To report the effects of high-dose gantenerumab on beta-amyloid (Aβ), measured by positron emission tomography (PET), after 36 months of ongoing treatment in the SCarlet RoAD (SR; NCT01224106) and Marguerite RoAD (MR; NCT02051608) open-label extension (OLE) studies.

Gantenerumab is a fully human anti-Aβ monoclonal antibody currently being investigated for the treatment of early Alzheimer’s disease. Reductions in amyloid PET have been previously reported for up to 24 months in the SR and MR OLE studies.

Patients in the OLE studies were assigned to one of five titration schedules targeting a gantenerumab dose of 1,200 mg per month. The OLE PET substudy included patients who had low cerebrospinal fluid Aβ and a positive visual amyloid PET scan at the time of double-blind (DB) screening. Due to differences in titration schedules and time between DB and OLE dosing, patients were divided into three cohorts: MR DB placebo (MR-Pbo), MR DB pretreated with gantenerumab (MR-Gant), and SR DB assigned to placebo or gantenerumab (SR). Change from OLE baseline in Aβ burden was assessed via standard uptake value ratio analysis of florbetapir PET scans and translated to the centiloid scale using an established linear regression method.

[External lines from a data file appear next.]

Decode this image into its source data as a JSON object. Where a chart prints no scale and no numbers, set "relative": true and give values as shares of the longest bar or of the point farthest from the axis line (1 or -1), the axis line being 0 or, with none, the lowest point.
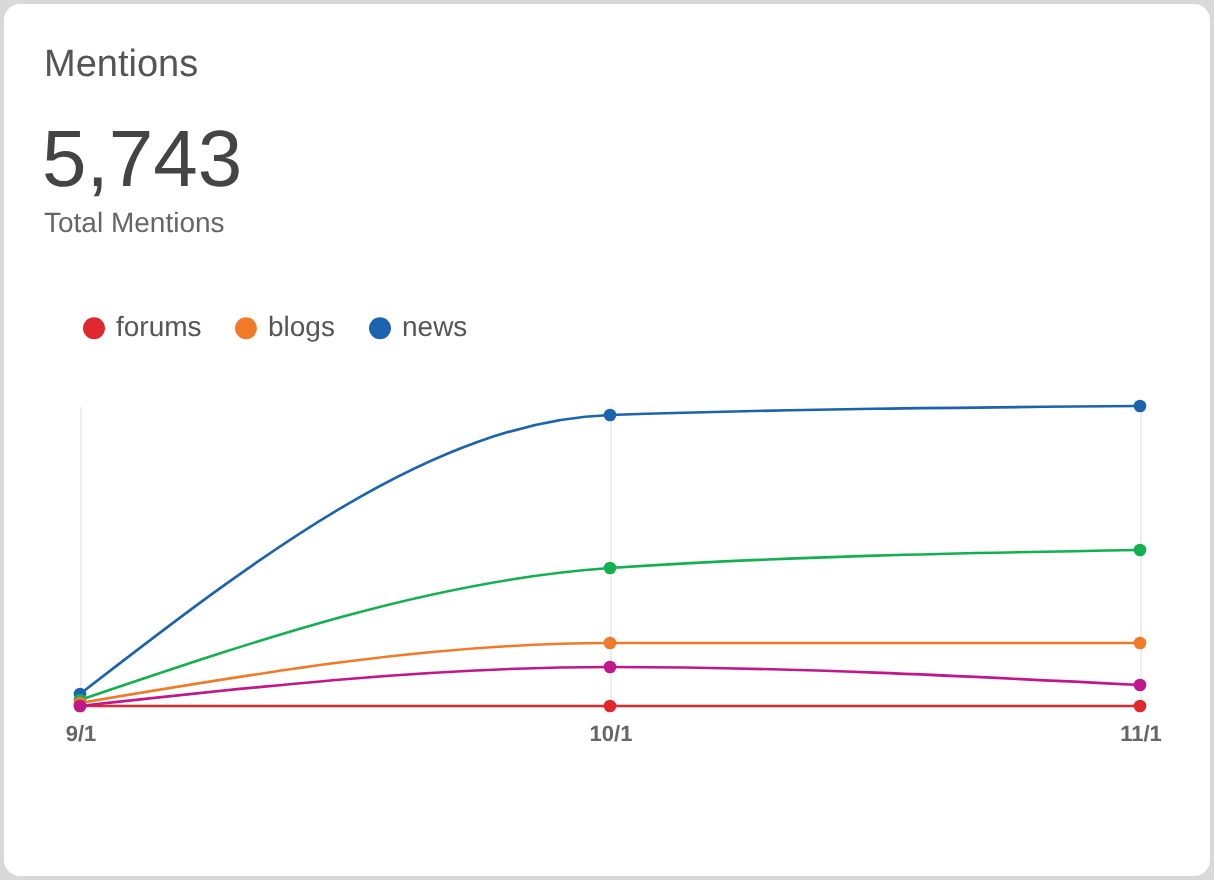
{
  "chart_data": {
    "type": "line",
    "title": "Mentions",
    "subtitle": "5,743",
    "annotations": [
      "Total Mentions"
    ],
    "categories": [
      "9/1",
      "10/1",
      "11/1"
    ],
    "relative": true,
    "grid": "x",
    "legend": "top left",
    "marker": "circle",
    "series": [
      {
        "color": "#c0178c",
        "values": [
          0,
          0.13,
          0.07
        ]
      },
      {
        "name": "forums",
        "color": "#e0282e",
        "values": [
          0,
          0,
          0
        ]
      },
      {
        "name": "blogs",
        "color": "#f07a28",
        "values": [
          0.01,
          0.21,
          0.21
        ]
      },
      {
        "color": "#13b04f",
        "values": [
          0.02,
          0.46,
          0.52
        ]
      },
      {
        "name": "news",
        "color": "#1c63ad",
        "values": [
          0.04,
          0.97,
          1
        ]
      }
    ]
  }
}
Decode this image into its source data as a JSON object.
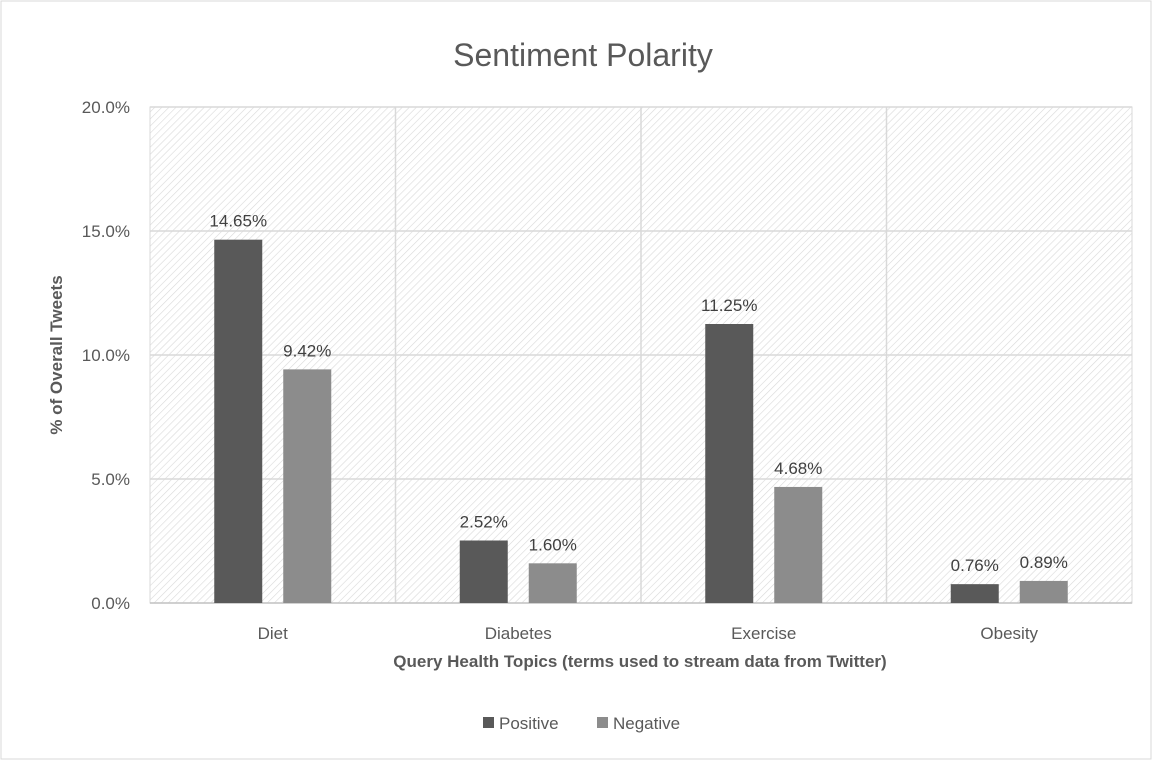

Preliminary pooled analyses of 23 patients (MR-Pbo, 8; MR-Gant, 6; SR, 9) with a 36-month scan showed continued amyloid reduction over 36 months, with 17 (73.9%) patients falling below the amyloid-positivity threshold (24 centiloids). Mean (standard deviation) reductions in Aβ over 36 months were 87.9 (53.4), 92.1 (29.7), and 71.4 (42.1) centiloids for the MR-Pbo, MR-Gant, and SR groups, respectively. Updated findings including more patients will be presented.

These data support the ongoing investigation of the clinical efficacy of gantenerumab in two Phase III trials in patients with early (prodromal-to-mild) Alzheimer’s disease (GRADUATE I [NCT03444870]; GRADUATE II [NCT03443973]).